Sideroads in Stereoscope (Animation)
This animated gif is part of an ongoing project that was begun in 2013 and is culminating in a folio of cyanotype prints with letterpress, and a looping animation which can be shown together or separately.
Sideroads in Stereoscope combines imagery of Iceland and Sicily in side-by-side landscapes. This project is connected to the book of poetry “Sideroads” by the late Icelandic poet Jonas Thorbjarnarson and consists of tiny postage-stamp sized cyanotypes of the Icelandic and Sicilian landscape that bear uncanny resemblances to one another. Often shot through the windows of moving cars or while walking in remote locations including lava tubes, basalt caves, and rocky beaches, these quickly framed images are presented side-by side as if they were two views of the same scene from slightly different perspectives, as would be done to create a stereoscope, a photographic effect that fools the eye into superimposing two scenes, resulting in the sensation of seeing an image in 3-D.

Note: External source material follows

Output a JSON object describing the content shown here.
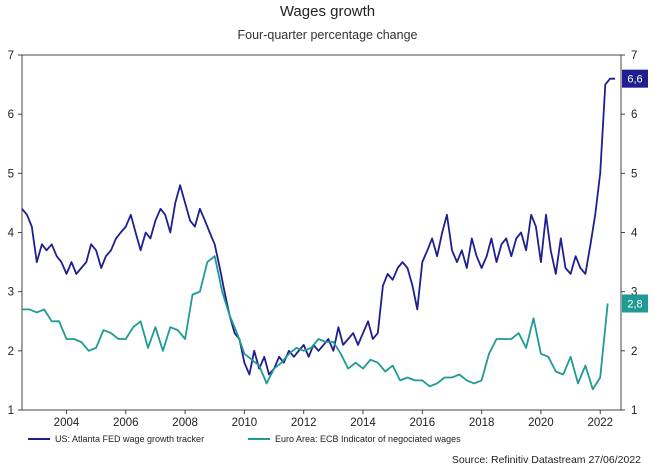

Thorbjarnarson’s “Sideroads” is a collection of poetry that I stumbled upon while traveling in Iceland with the itinerant artists’ project Due North in 2013. Reading the book cover-to-cover while sitting on a beach on the northern coast of Iceland on an unusually mild February day, I felt transported as the site took on the appearance of the beach in my family’s hometown in Sicily. This uncanny feeling was amplified by the introduction (“From one place to another”). In May of 2013, I sat on the beach on the northern coast of Sicily that was evoked by that mild February day in Iceland, re-reading Sideroads; July of 2013 I returned to Iceland, and this time flew directly back to the north coast of Sicily, using Sideroads as a journal and filling the margins with my own diary-like entries as I literally bounced from one place to another.
This period of months accompanied by the poems in Thorbjarnarson’s book set off a chain of life-changing events that unfolded like a paper fortune-teller over the next seven years, finally culminating in this looping animation. That summer in Sicily I clumsily translated the English translations of Thorbjarnarson’s poems into Italian with the persistent question in mind: how much do these mediated passages overlap - are they even remotely contiguous? How much is distorted or lost, and how much of the essence is preserved? Much like the two north-facing beaches in the low raking sunlight, the cyanotypes themselves equally distorted and vague, it is perhaps the vague form and silhouette that permits us to suspend our disbelief and be transported from one place to another.
My affinity for Iceland as a landscape that seems a distant cousin of the volcanic Italian terrain is mirrored by Thorbjarnarson’s presumed love of Italy, where he lived for several years until his untimely death just a year before I encountered his work for the first time. Unaware of his death at the time I embarked on this project, I had resolved to seek him out in Italy to make his acquaintance and ask him to consider a collaboration. Thorbjarnarson died while swimming in Lago Segrino, Italy on May 29, 2012.